One Thursday evening in July I was drying the dishes and listening to Bob Harris Country on BBC Radio 2 when I very nearly dropped a plate. He played a track by a band he’d only just discovered; and to say it took my breath away would be an understatement. I even had the audacity to ask Mrs. H to sssh so I could hear the song through to the end (brave? Foolish?). The band was Bros. Landreth from Winnipeg, Manitoba and the song was called Runaway Train.
As soon as it finished I found their management on the internet and made contact. A month later the disc arrived….but it was intended for a January release! How could I keep a secret this good, for so long? Well I did until now.

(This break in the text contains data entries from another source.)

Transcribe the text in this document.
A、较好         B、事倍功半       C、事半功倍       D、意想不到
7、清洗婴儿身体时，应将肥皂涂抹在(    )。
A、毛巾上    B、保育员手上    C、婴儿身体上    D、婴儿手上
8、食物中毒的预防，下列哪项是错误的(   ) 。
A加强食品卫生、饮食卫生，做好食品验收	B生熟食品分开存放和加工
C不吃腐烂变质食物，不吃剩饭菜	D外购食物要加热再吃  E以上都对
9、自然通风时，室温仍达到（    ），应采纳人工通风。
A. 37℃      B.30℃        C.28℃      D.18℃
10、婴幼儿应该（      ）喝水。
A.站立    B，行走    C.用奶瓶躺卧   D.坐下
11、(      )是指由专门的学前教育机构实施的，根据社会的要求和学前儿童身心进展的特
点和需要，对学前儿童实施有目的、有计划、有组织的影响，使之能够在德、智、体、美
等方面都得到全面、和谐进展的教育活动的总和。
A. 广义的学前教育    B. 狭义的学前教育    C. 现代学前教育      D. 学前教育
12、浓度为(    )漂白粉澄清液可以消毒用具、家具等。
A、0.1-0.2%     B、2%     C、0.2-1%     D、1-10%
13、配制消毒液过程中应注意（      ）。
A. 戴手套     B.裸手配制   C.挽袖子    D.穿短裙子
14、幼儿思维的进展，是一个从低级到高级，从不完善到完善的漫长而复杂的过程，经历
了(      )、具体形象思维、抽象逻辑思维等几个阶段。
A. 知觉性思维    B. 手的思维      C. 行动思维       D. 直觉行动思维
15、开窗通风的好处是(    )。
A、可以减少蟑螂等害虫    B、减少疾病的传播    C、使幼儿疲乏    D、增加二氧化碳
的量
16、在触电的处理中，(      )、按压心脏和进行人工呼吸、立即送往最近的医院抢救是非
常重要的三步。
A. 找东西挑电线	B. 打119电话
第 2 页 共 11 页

Sadly my meagre vocabulary hardly does justice to the music contained on this disc; which starts where Creedence Clearwater Revival then later the Allman Brothers left us dangling nearly thirty years ago. While many guitar bands have come and gone in the interim; there is something magical about the way this band play, harmonise and sing; there’s no other word for it – magical.
In the first thirty seconds of opening track Our Love a bottleneck rubs against the strings, before the fuzzy electric guitar seamlessly slides ahead of a skin tight rhythm section forcing the singer into upping his game. Whoa! We ain’t in Kansas anymore Toto! These boys are pretty damn special.
Every song here is atmospheric and conjures up little vignettes and videos in your head as break up songs like Firecracker, Our Love and Nothing glide past love songs like Tappin’ on the Glass and the title track Let it Lie with grace and class that belies the band’s tender ages.
The Bros. Landreth are real brothers called Landreth, Joey and David alongside Ryan Voth on drums and Alex Campbell on piano and harmonica; plus the brother’s father Wally makes an appearance on Runaway Train.
In the last 20 years or so bands like the Deadstring Brothers, The Band of Heathens and more recently American Aquarium have made a tilt at this vacant crown but Bros. Landreth knock all other pretenders into a cocked hat – honestly.
The pretentious among us will certainly find elements of the Allmans, CCR, possibly Ry Cooder and maybe Little Feet in here; perhaps even the Band; but Bros. Landreth take all of those influences and move them on into the Americana stratosphere to create a sound that itself will be imitated before the end of 2015.